Viquez Olga M, Valentine Holly L, Friedman David B, Olson Sandra J, Valentine William M
Department of Pathology, Department of Biochemistry and Center in Molecular Toxicology, Vanderbilt University Medical Center, Nashville, Tennessee 37232-2591, USA.
Chem Res Toxicol. 2007 Mar;20(3):370-9. doi: 10.1021/tx6003453. Epub 2007 Feb 27.

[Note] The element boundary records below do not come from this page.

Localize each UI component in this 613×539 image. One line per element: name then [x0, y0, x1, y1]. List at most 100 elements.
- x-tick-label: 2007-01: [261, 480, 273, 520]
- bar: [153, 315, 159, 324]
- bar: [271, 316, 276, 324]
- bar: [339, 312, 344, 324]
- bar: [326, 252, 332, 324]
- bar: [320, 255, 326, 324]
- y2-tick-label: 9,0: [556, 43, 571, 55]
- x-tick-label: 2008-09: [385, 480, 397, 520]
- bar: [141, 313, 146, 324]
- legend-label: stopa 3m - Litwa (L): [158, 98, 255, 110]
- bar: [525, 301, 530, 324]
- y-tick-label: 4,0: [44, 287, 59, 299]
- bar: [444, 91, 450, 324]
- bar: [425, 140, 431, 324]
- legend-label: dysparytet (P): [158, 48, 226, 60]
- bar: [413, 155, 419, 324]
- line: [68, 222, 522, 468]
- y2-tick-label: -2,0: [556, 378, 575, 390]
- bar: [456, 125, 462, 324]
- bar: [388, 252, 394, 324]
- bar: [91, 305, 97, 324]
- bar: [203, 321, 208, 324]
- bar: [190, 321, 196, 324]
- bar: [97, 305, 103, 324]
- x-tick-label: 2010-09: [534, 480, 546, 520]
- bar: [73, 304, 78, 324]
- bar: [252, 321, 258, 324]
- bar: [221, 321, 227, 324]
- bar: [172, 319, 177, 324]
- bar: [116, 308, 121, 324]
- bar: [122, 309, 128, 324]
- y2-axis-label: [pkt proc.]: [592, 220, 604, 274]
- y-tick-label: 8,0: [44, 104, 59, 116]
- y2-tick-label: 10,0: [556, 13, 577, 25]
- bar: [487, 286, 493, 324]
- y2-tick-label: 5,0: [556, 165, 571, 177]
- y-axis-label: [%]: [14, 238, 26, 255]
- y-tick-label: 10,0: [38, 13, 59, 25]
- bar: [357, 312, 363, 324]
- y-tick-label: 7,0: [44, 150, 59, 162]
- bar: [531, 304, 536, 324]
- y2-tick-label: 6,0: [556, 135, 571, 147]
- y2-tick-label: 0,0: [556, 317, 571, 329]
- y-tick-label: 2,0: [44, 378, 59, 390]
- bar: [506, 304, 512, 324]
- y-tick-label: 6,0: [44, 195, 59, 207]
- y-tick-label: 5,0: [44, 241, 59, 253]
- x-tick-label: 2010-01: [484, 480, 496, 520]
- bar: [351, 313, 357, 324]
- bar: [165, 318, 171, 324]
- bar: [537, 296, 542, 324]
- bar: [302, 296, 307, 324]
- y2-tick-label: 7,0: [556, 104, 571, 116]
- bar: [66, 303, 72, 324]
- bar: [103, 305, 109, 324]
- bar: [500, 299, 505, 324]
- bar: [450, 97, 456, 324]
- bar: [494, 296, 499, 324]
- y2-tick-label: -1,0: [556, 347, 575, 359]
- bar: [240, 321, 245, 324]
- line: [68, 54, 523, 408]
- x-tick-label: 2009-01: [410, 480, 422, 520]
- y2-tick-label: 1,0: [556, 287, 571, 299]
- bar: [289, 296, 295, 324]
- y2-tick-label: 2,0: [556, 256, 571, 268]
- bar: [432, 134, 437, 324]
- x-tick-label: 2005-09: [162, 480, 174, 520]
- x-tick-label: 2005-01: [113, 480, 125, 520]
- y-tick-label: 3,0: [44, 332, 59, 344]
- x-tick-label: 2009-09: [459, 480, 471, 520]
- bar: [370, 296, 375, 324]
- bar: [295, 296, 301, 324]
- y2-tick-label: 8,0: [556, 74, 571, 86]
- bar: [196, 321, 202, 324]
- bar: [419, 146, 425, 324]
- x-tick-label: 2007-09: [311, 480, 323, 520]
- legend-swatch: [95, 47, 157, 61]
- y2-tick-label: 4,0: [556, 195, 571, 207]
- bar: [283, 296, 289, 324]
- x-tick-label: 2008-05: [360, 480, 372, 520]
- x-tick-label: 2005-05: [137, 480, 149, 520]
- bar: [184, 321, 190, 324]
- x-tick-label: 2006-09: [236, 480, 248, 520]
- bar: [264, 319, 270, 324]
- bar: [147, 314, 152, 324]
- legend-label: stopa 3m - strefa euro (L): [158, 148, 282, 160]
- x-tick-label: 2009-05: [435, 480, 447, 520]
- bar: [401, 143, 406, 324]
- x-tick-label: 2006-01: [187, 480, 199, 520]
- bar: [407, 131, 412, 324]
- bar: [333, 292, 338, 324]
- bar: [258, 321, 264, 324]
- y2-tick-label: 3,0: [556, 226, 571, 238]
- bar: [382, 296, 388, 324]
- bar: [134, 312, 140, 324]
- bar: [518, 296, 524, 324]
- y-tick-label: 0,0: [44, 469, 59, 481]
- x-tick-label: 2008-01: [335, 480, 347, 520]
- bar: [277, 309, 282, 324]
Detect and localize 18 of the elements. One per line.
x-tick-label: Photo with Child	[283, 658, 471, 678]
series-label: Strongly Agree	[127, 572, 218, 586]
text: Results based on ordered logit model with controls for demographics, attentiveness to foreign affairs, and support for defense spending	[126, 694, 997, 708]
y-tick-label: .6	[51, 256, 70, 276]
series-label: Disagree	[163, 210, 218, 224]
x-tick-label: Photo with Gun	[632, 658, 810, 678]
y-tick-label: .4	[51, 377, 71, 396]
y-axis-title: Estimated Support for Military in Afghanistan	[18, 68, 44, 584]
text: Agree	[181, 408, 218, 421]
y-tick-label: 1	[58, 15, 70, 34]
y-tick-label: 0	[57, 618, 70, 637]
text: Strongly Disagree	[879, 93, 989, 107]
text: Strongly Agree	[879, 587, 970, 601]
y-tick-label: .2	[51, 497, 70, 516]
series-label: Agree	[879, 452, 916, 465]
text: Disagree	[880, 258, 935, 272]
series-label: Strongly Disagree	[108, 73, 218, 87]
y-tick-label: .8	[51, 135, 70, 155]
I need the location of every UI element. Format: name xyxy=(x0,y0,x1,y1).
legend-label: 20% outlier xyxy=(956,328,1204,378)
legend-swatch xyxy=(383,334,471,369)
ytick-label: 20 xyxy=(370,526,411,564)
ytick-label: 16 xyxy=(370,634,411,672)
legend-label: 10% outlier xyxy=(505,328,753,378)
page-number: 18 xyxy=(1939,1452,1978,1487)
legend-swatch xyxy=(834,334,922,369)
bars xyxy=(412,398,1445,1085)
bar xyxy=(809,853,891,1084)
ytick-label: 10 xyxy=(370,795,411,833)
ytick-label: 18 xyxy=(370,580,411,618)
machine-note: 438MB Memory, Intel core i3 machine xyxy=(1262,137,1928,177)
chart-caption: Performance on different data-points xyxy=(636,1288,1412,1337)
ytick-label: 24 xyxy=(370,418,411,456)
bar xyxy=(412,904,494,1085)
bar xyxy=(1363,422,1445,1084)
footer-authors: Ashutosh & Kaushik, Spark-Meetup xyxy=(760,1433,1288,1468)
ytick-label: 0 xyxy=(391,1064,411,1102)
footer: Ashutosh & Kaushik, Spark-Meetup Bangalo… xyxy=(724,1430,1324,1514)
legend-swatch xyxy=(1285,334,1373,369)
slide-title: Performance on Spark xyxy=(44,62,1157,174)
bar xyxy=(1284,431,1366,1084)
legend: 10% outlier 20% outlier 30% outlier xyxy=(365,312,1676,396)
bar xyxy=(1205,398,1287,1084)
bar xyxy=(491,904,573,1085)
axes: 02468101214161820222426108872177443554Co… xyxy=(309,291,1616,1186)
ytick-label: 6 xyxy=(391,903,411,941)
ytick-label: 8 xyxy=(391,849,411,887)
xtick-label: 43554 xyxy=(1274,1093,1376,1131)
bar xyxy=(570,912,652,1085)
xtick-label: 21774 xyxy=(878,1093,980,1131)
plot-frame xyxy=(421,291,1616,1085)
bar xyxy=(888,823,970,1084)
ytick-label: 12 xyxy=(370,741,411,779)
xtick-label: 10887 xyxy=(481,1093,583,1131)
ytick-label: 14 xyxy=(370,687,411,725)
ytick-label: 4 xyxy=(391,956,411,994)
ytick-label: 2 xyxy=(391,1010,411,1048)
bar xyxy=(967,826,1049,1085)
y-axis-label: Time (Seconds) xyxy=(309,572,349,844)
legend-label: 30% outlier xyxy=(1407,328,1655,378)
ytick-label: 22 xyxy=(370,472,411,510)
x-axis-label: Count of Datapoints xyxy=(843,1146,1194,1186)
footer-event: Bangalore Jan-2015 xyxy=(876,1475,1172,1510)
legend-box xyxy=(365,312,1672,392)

Human exposure to dithiocarbamates results from their uses as pesticides, in manufacturing, and as pharmaceutical agents. Neurotoxicity is an established hazard of dithiocarbamate exposure and has been observed in both humans and experimental animals. Previous studies have shown that the neurotoxicity of certain dithiocarbamates, including N,N-diethyldithiocarbamate (DEDC), disulfiram, and pyrrolidine dithiocarbamate, can manifest as a primary myelinopathy of peripheral nerves. Because increased levels of copper in peripheral nerves and elevated levels of lipid peroxidation products accompany DEDC-induced lesions, it has been suggested that the disruption of copper homeostasis and increased oxidative stress may contribute to myelin injury. To further assess the biological impact of DEDC-mediated lipid peroxidation in nerves, the changes in protein expression levels resulting from DEDC exposure were determined. In addition, protein carbonyl content in peripheral nerves was also determined as an initial assessment of protein oxidative damage in DEDC neuropathy. Rats were exposed to DEDC by intra-abdominal osmotic pumps for eight weeks and proteins extracted from the sciatic nerves of DEDC-exposed animals and from non-exposed controls. The comparison of protein expression levels using two-dimensional difference gel electrophoresis demonstrated significant changes in 56 spots of which 46 were identified by MALDI-TOF/MS. Among the proteins showing increased expression were three isoforms of glutathione transferase, important for the detoxification of reactive alpha,beta-unsaturated aldehydes generated from lipid peroxidation. The increased expression of one isoform, glutathione transferase pi, was localized to the cytoplasm of Schwann cells using immunohistochemistry. An immunoassay for nerve protein carbonyls demonstrated a significant increase of approximately 2-fold for the proteins isolated from DEDC-exposed rats. These data support the ability of DEDC to promote protein oxidative damage in peripheral nerves and to produce sufficient lipid peroxidation in either myelin or another component of the Schwann cell to elicit a protective cellular response to oxidative stress.
人类接触二硫代氨基甲酸盐源于其作为农药、在制造业以及作为药剂的用途。神经毒性是二硫代氨基甲酸盐接触已确定的危害,在人类和实验动物中均有观察到。先前的研究表明,某些二硫代氨基甲酸盐,包括N,N - 二乙基二硫代氨基甲酸盐(DEDC)、双硫仑和吡咯烷二硫代氨基甲酸盐的神经毒性,可表现为外周神经的原发性髓鞘病。由于外周神经中铜水平升高以及脂质过氧化产物水平升高伴随着DEDC诱导的损伤,有人提出铜稳态的破坏和氧化应激增加可能导致髓鞘损伤。为了进一步评估DEDC介导的脂质过氧化在神经中的生物学影响,确定了DEDC暴露导致的蛋白质表达水平变化。此外,还测定了外周神经中的蛋白质羰基含量,作为对DEDC神经病中蛋白质氧化损伤的初步评估。通过腹腔内渗透泵将大鼠暴露于DEDC八周,然后从暴露于DEDC的动物和未暴露的对照的坐骨神经中提取蛋白质。使用二维差异凝胶电泳比较蛋白质表达水平,结果显示56个斑点有显著变化,其中46个通过基质辅助激光解吸电离飞行时间质谱(MALDI - TOF/MS)鉴定。表达增加的蛋白质中有三种谷胱甘肽转移酶同工型,它们对于脂质过氧化产生的活性α,β - 不饱和醛的解毒很重要。使用免疫组织化学方法,其中一种同工型谷胱甘肽转移酶pi的表达增加定位于雪旺细胞的细胞质中。一项针对神经蛋白质羰基的免疫测定表明,从暴露于DEDC的大鼠中分离出的蛋白质羰基含量显著增加了约2倍。这些数据支持DEDC促进外周神经中蛋白质氧化损伤以及在髓鞘或雪旺细胞的其他成分中产生足够脂质过氧化以引发对氧化应激的保护性细胞反应的能力。